5. International transfers

Anthropic, OpenAI and DeepSeek operate outside the EEA (USA and China respectively). These transfers rely on the European Commission's Standard Contractual Clauses or equivalent frameworks. By using Taskos you expressly accept that your prompt and the generated content may be sent to those providers for processing.

6. Retention and deletion

• We retain your data while your account is active to provide the service.
• You can request deletion at any time from /account/delete. Your account is flagged for deletion for 30 days (recovery window); after that we anonymise your personal data (email, name, password) and delete the files you generated.
• Billing records (amount, date, sums) are kept in pseudonymised form for the minimum period required by Spanish Law 58/2003 (4 years).

7. Your rights (GDPR)

You have the right to:

• Access your data (right of access).
• Have it rectified if inaccurate.
• Have it erased (right to be forgotten, Art. 17).
• Object to certain processing.
• Receive a portable copy of your data.
• Withdraw consent at any time.

To exercise these rights write to mindora.data@gmail.com. We respond within 30 calendar days.

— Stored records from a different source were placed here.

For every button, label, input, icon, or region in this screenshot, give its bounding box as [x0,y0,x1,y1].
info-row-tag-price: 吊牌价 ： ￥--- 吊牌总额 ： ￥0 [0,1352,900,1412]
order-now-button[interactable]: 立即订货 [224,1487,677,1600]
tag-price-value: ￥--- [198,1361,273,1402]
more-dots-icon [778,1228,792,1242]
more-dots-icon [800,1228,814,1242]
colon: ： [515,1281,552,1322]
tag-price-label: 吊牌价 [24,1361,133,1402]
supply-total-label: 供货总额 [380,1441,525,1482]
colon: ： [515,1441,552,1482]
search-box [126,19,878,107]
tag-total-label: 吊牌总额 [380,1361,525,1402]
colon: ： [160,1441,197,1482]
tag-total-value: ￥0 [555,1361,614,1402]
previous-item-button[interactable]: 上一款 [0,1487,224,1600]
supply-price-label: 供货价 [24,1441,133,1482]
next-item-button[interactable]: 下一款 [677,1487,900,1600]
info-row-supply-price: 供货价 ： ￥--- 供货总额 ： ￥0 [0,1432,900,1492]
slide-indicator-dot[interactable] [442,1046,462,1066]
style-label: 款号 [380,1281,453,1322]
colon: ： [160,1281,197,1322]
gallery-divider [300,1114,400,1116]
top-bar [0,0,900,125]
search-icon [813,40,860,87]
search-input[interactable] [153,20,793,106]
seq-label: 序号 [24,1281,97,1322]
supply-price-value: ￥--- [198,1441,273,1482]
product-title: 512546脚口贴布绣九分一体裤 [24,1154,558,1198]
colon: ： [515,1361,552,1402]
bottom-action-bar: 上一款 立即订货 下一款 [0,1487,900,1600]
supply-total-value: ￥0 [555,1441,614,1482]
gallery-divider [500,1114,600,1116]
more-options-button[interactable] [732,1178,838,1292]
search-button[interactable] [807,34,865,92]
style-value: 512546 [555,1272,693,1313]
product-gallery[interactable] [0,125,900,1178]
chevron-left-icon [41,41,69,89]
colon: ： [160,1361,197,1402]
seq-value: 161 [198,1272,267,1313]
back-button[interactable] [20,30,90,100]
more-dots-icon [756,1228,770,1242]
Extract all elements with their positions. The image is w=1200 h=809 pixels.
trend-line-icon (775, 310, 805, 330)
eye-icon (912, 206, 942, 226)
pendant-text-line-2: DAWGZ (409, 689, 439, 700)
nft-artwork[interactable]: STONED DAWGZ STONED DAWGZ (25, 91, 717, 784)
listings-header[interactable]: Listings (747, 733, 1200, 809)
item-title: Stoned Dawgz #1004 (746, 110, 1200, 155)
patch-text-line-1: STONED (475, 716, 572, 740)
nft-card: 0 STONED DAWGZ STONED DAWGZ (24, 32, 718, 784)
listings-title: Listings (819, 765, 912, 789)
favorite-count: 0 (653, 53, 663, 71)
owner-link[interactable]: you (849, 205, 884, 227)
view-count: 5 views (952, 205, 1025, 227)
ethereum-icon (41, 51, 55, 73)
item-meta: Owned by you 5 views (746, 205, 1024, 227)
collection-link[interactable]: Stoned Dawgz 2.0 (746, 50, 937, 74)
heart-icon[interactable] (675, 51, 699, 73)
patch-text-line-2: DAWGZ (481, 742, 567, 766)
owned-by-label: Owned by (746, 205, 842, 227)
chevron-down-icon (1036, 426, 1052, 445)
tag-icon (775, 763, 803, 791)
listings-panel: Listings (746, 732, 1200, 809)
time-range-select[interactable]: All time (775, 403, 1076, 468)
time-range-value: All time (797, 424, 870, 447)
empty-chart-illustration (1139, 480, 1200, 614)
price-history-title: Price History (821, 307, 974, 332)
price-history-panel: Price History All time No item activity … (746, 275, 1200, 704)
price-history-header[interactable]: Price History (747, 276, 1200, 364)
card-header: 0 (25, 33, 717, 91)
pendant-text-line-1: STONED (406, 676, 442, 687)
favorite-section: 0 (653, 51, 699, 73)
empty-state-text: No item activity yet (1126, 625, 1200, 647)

If you believe we are not respecting your rights you may file a complaint with the Spanish Data Protection Agency (AEPD) at aepd.es.

8. Minimum age

Taskos is not directed at children under 16. By signing up you expressly declare that you are at least that age. If we detect that an account belongs to a minor under 16, we will delete it.

9. Security

We use end-to-end TLS, bcrypt-hashed passwords, external credentials stored in Google Secret Manager with restricted access, and least-privilege policies on every component. No system is perfect, but we commit to notifying you within 72 hours if we detect a breach of your data, per Art. 33 GDPR.

10. Cookies and local storage

We do not use tracking cookies or advertising cookies. We use browser localStorage to keep your session token after sign-in. It is cleared when you press "Sign out".

11. Beta phase — use of aggregated data

Taskos is in Beta. During this phase we may analyse aggregated and pseudonymised data (usage metrics, latencies, success and cost ratios) to debug, improve the service, and tune pricing.

What we do during Beta:

• Review server logs to diagnose specific incidents (traceable by user_id).
• Compute aggregate statistics (task volume, refund rates, most-used models) without identifying any individual user in internal reports.
• Reach out to you specifically if we detect an issue with one of your tasks (reactive support).

What we do not do during Beta (or after):

• Train our own or third-party models on the content of your tasks.
• Share identifiable data with advertisers or commercial partners.
• Manually review the content of your tasks unless you explicitly request it (for example, when opening a support ticket).

GDPR guarantees (access, rectification, erasure, portability, and objection rights described in section 7) remain fully in place during the Beta phase.

12. Changes to this policy

When we modify material aspects we will show a banner on the site and update the date at the top of this document. Continued use of the service after the effective date implies acceptance of the new terms.